Trades union charges dropped against two anti-fracking campaigners


Charges brought under trades union legislation against two anti-fracking campaigners were dropped this morning before they gave evidence in court.

Robert Basto, 66, of Reigate, and Jamie Spiers, 29, of no fixed address, had denied besetting Cuadrilla’s staff, contractors and suppliers at its oil exploration site at Balcombe. The case was brought under Section 241 of the Trades Union and Labour Relations (Consolidation) Act 1992.

At the end of the prosecution evidence, District Judge William Ashworth said there was no case to answer and dismissed the charge against them. The court had heard earlier how Mr Basto had locked himself onto the top of a water tanker that had left the Cuadrilla site on September 2nd. Three days later, Mr Spiers locked himself to a tripod made from scaffolding poles that had been erected on the road leading to the site.

DJ Ashworth told Brighton Magistrates Court that to make a case under Section 241, the prosecution had to show some proximity to the individuals allegedly being beset. He said: “It causes me some problems with Mr Basto and Mr Spiers because they were not physically in proximity to the workforce.

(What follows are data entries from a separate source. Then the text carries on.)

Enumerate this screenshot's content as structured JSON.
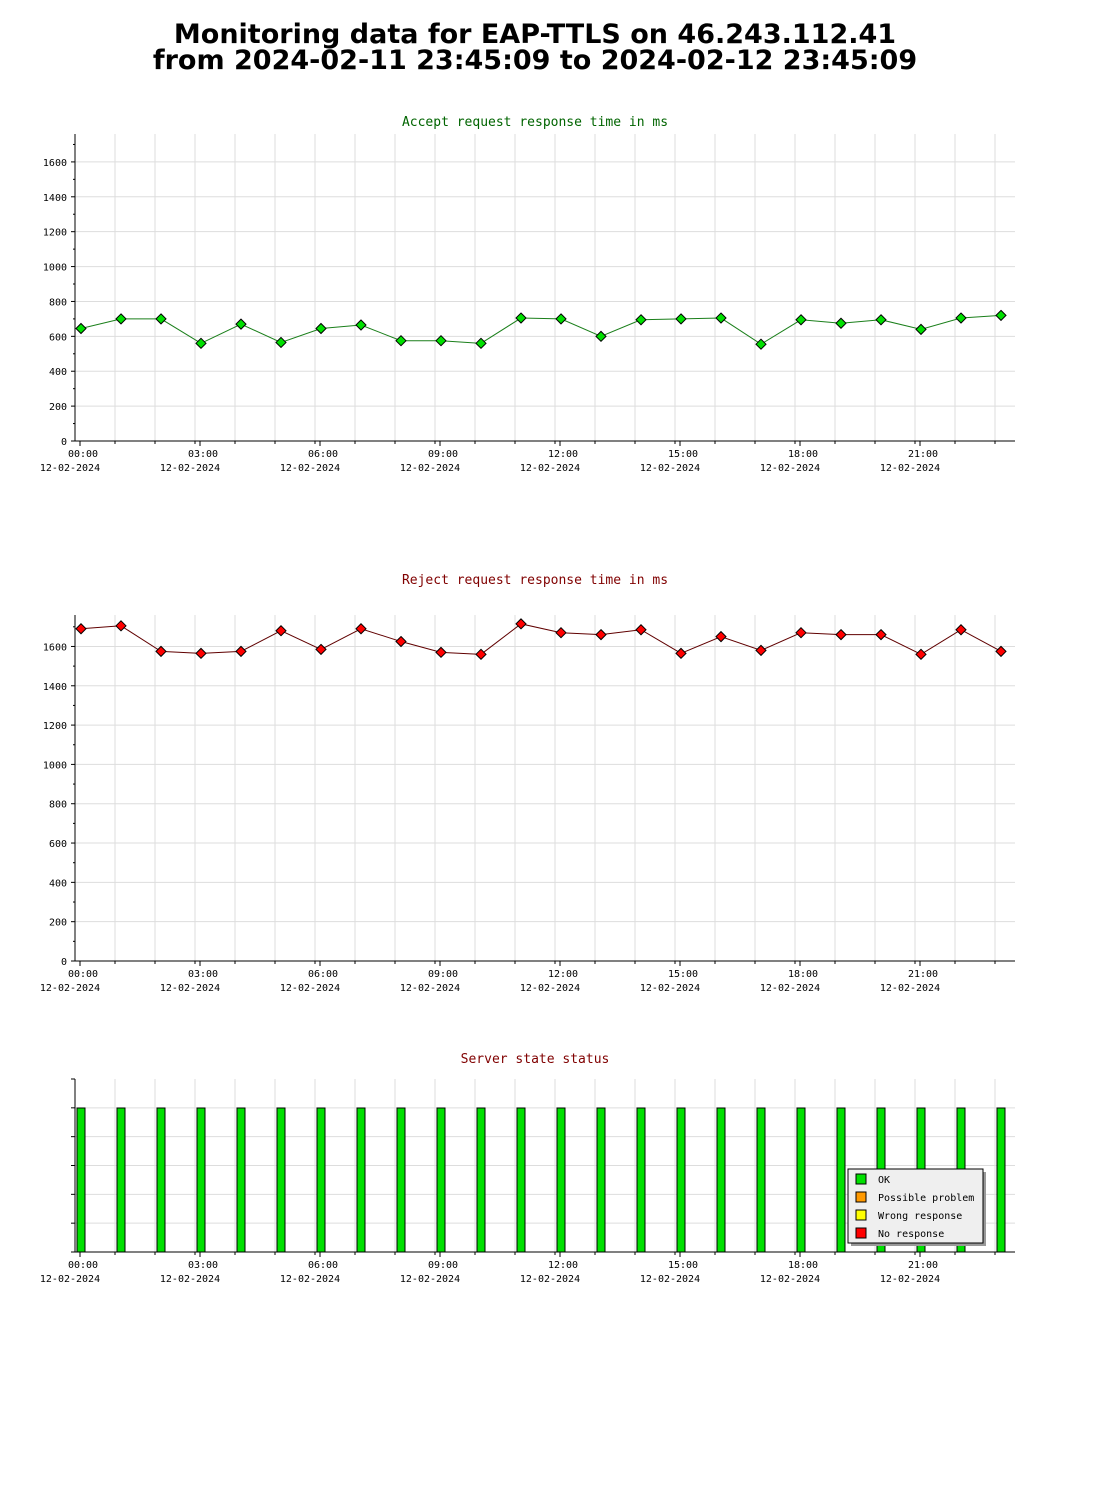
{
  "page": {
    "title_line1": "Monitoring data for EAP-TTLS on 46.243.112.41",
    "title_line2": "from 2024-02-11 23:45:09 to 2024-02-12 23:45:09"
  },
  "colors": {
    "accept_title": "#006400",
    "reject_title": "#800000",
    "state_title": "#800000",
    "accept_point": "#00e000",
    "accept_line": "#1a7f1a",
    "reject_point": "#ff0000",
    "reject_line": "#600000",
    "ok": "#00e000",
    "possible_problem": "#ff9900",
    "wrong_response": "#ffff00",
    "no_response": "#ff0000",
    "grid": "#dddddd"
  },
  "x_axis": {
    "ticks": [
      {
        "time": "00:00",
        "date": "12-02-2024"
      },
      {
        "time": "03:00",
        "date": "12-02-2024"
      },
      {
        "time": "06:00",
        "date": "12-02-2024"
      },
      {
        "time": "09:00",
        "date": "12-02-2024"
      },
      {
        "time": "12:00",
        "date": "12-02-2024"
      },
      {
        "time": "15:00",
        "date": "12-02-2024"
      },
      {
        "time": "18:00",
        "date": "12-02-2024"
      },
      {
        "time": "21:00",
        "date": "12-02-2024"
      }
    ]
  },
  "chart_data": [
    {
      "type": "line",
      "title": "Accept request response time in ms",
      "xlabel": "",
      "ylabel": "",
      "ylim": [
        0,
        1760
      ],
      "yticks": [
        0,
        200,
        400,
        600,
        800,
        1000,
        1200,
        1400,
        1600
      ],
      "grid": true,
      "x": [
        "2024-02-12 00:00",
        "2024-02-12 01:00",
        "2024-02-12 02:00",
        "2024-02-12 03:00",
        "2024-02-12 04:00",
        "2024-02-12 05:00",
        "2024-02-12 06:00",
        "2024-02-12 07:00",
        "2024-02-12 08:00",
        "2024-02-12 09:00",
        "2024-02-12 10:00",
        "2024-02-12 11:00",
        "2024-02-12 12:00",
        "2024-02-12 13:00",
        "2024-02-12 14:00",
        "2024-02-12 15:00",
        "2024-02-12 16:00",
        "2024-02-12 17:00",
        "2024-02-12 18:00",
        "2024-02-12 19:00",
        "2024-02-12 20:00",
        "2024-02-12 21:00",
        "2024-02-12 22:00",
        "2024-02-12 23:00"
      ],
      "values": [
        645,
        700,
        700,
        560,
        670,
        565,
        645,
        665,
        575,
        575,
        560,
        705,
        700,
        600,
        695,
        700,
        705,
        555,
        695,
        675,
        695,
        640,
        705,
        720
      ]
    },
    {
      "type": "line",
      "title": "Reject request response time in ms",
      "xlabel": "",
      "ylabel": "",
      "ylim": [
        0,
        1760
      ],
      "yticks": [
        0,
        200,
        400,
        600,
        800,
        1000,
        1200,
        1400,
        1600
      ],
      "grid": true,
      "x": [
        "2024-02-12 00:00",
        "2024-02-12 01:00",
        "2024-02-12 02:00",
        "2024-02-12 03:00",
        "2024-02-12 04:00",
        "2024-02-12 05:00",
        "2024-02-12 06:00",
        "2024-02-12 07:00",
        "2024-02-12 08:00",
        "2024-02-12 09:00",
        "2024-02-12 10:00",
        "2024-02-12 11:00",
        "2024-02-12 12:00",
        "2024-02-12 13:00",
        "2024-02-12 14:00",
        "2024-02-12 15:00",
        "2024-02-12 16:00",
        "2024-02-12 17:00",
        "2024-02-12 18:00",
        "2024-02-12 19:00",
        "2024-02-12 20:00",
        "2024-02-12 21:00",
        "2024-02-12 22:00",
        "2024-02-12 23:00"
      ],
      "values": [
        1690,
        1705,
        1575,
        1565,
        1575,
        1680,
        1585,
        1690,
        1625,
        1570,
        1560,
        1715,
        1670,
        1660,
        1685,
        1565,
        1650,
        1580,
        1670,
        1660,
        1660,
        1560,
        1685,
        1575
      ]
    },
    {
      "type": "bar",
      "title": "Server state status",
      "xlabel": "",
      "ylabel": "",
      "grid": true,
      "x": [
        "2024-02-12 00:00",
        "2024-02-12 01:00",
        "2024-02-12 02:00",
        "2024-02-12 03:00",
        "2024-02-12 04:00",
        "2024-02-12 05:00",
        "2024-02-12 06:00",
        "2024-02-12 07:00",
        "2024-02-12 08:00",
        "2024-02-12 09:00",
        "2024-02-12 10:00",
        "2024-02-12 11:00",
        "2024-02-12 12:00",
        "2024-02-12 13:00",
        "2024-02-12 14:00",
        "2024-02-12 15:00",
        "2024-02-12 16:00",
        "2024-02-12 17:00",
        "2024-02-12 18:00",
        "2024-02-12 19:00",
        "2024-02-12 20:00",
        "2024-02-12 21:00",
        "2024-02-12 22:00",
        "2024-02-12 23:00"
      ],
      "states": [
        "OK",
        "OK",
        "OK",
        "OK",
        "OK",
        "OK",
        "OK",
        "OK",
        "OK",
        "OK",
        "OK",
        "OK",
        "OK",
        "OK",
        "OK",
        "OK",
        "OK",
        "OK",
        "OK",
        "OK",
        "OK",
        "OK",
        "OK",
        "OK"
      ],
      "legend_position": "bottom-right",
      "legend": [
        {
          "label": "OK",
          "color": "#00e000"
        },
        {
          "label": "Possible problem",
          "color": "#ff9900"
        },
        {
          "label": "Wrong response",
          "color": "#ffff00"
        },
        {
          "label": "No response",
          "color": "#ff0000"
        }
      ]
    }
  ]
}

I would never become sure that your activities amounted to besetting. There is no case to answer.”

Three other campaigners, Natalie Hynde, 31, of St Leonards-on-Sea, Simon Medhurst, 55, of Hastings, and Nichola Sanger 44, of Hurstpierpoint, also deny Section 241 offences and their cases are to continue. Mr Spiers denies an additional charge of obstructing the highway. Mr Basto also denies further charges of obstructing the highway and obstructing PC Mark Morgan. A charge against him of getting onto an articulated lorry while it was moving was dropped this morning.

The defence case for Miss Sanger, an environmental scientist and support worker, began this morning. She told the court how she had handcuffed herself to the site gate at just after 5am on September 3rd. She said her action was a symbolic gesture, reflecting the “Lock the Gate” campaign used in Australia against hydraulic fracturing. Her intention, she said, was to raise awareness of the dangers of the drilling technique.

She said police and an unidentified G4S security guard, contracted by Cuadrilla, tried to remove the handcuffs with bolt cutters, hurting her wrist. During that time, she said, the only words spoken to her were: “Oh dear, what have we got here”. Miss Sanger was released within an hour. She said she had the key to the handcuffs in her car but no one asked her for it. She said pedestrians could enter the site, even while she was locked to the gate, and she believed lorries did not arrive at the site until 9am.

The court heard that Miss Sanger had campaigned against fracking for two years, signing petitions and attending demonstrations and marches. She said she and 650 other people asked questions of the Environmental Agency about a permit for Cuadrilla’s activities at Balcombe. “The next day it gave permission for drilling. They could not have read 650 enquiries. It felt like we were being steam rollered.”

Mr Basto is to give evidence this afternoon.